When Bnei Yisrael were first commanded in Egypt about the Korban Pesach, they were told that it should be slaughtered and consumed by each individual family. But just like today, while some people had large families, others had smaller families, and some didn’t have families at all. Given this, the Torah informs us that: “And if the household be too little for a lamb, then shall he and his neighbour next to his house take one” (Shemot 12:4) – meaning that families and individuals were permitted to join together for the Korban Pesach.
However, a Korban Pesach doesn’t come cheap! There is the animal, and the fuel for the fire etc. Given this, we are taught in today’s daf (Pesachim 90a) that those who joined with a family for the Korban Pesach would make a financial contribution so that, firstly, they would be legally considered as part of the offering, and secondly, in order to cover some of the related costs.
Still, the Rabbis were concerned that selling parts of a Korban Pesach may become an inappropriate money-making business. Given this, they limited the funds being received to those items directly related to a Korban Pesach (such as wood to roast the korban on the fire). However, this then led to a fascinating debate regarding how we define ‘items directly related’ to the Korban Pesach.
We are taught (see Shemot 12:8) that the Korban Pesach was to be accompanied by Matzah and Marror. Given this, are these to be considered as ‘items directly related’ to the Korban Pesach?
On this point, we are first told that the Chachamim felt that such items went above and beyond ‘items directly related’ to the Korban Pesach (and thus the money couldn’t be used for their purchase), while Rabbi Yehuda HaNasi asserted that since Matzah and Maror facilitate the consumption of the Korban Pesach, the money may be used to purchase them.

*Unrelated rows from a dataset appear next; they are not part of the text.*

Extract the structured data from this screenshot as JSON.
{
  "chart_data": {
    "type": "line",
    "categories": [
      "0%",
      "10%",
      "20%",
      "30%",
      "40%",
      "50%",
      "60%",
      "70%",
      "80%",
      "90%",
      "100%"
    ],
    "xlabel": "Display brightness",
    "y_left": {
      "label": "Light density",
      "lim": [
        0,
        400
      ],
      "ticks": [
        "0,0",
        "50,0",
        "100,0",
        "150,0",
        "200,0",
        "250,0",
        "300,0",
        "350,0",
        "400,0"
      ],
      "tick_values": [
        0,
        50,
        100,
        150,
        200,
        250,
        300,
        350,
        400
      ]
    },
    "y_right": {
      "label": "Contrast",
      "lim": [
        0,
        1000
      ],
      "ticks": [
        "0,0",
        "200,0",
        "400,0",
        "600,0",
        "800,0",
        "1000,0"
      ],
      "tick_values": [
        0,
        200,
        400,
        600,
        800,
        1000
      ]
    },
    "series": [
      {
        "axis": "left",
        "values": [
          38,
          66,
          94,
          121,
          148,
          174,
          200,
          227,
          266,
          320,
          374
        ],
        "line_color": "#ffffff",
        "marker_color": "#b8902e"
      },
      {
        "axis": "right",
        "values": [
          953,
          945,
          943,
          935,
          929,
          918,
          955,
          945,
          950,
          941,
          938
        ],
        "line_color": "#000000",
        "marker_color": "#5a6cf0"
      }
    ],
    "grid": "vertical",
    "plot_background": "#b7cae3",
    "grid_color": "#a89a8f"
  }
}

However, according to a different opinion in the Gemara, all agree that it is reasonable to use any monies received for the Matzah and Marror. Instead, the point of disagreement between the Chachamim and Rabbi Yehuda HaNasi is the extent to which the personal needs of the owner of the Korban Pesach can be provided for through the use of these funds.
To my mind, this discussion raises an important question about how we understand our mitzvah needs. For example, while we could claim that the only items that we need for Shabbat are candles, wine, bread and food, we would likely also agree that to enjoy a Shabbat, one needs to have a location to do so. Yet beyond the seemingly essential items for Shabbat and a location where you can rest on Shabbat, for a person to have a positive experience of Shabbat they themselves may have needs which need to be fulfilled such as a comfortable place to sit, or a blanket to keep them warm.
Overall, what we learn from today’s daf is that ‘mitzvah needs’ can be interpreted in a variety of ways, and that – at least according to some explanations – they can go so far as to include the physical needs of the person fulfilling the mitzvah.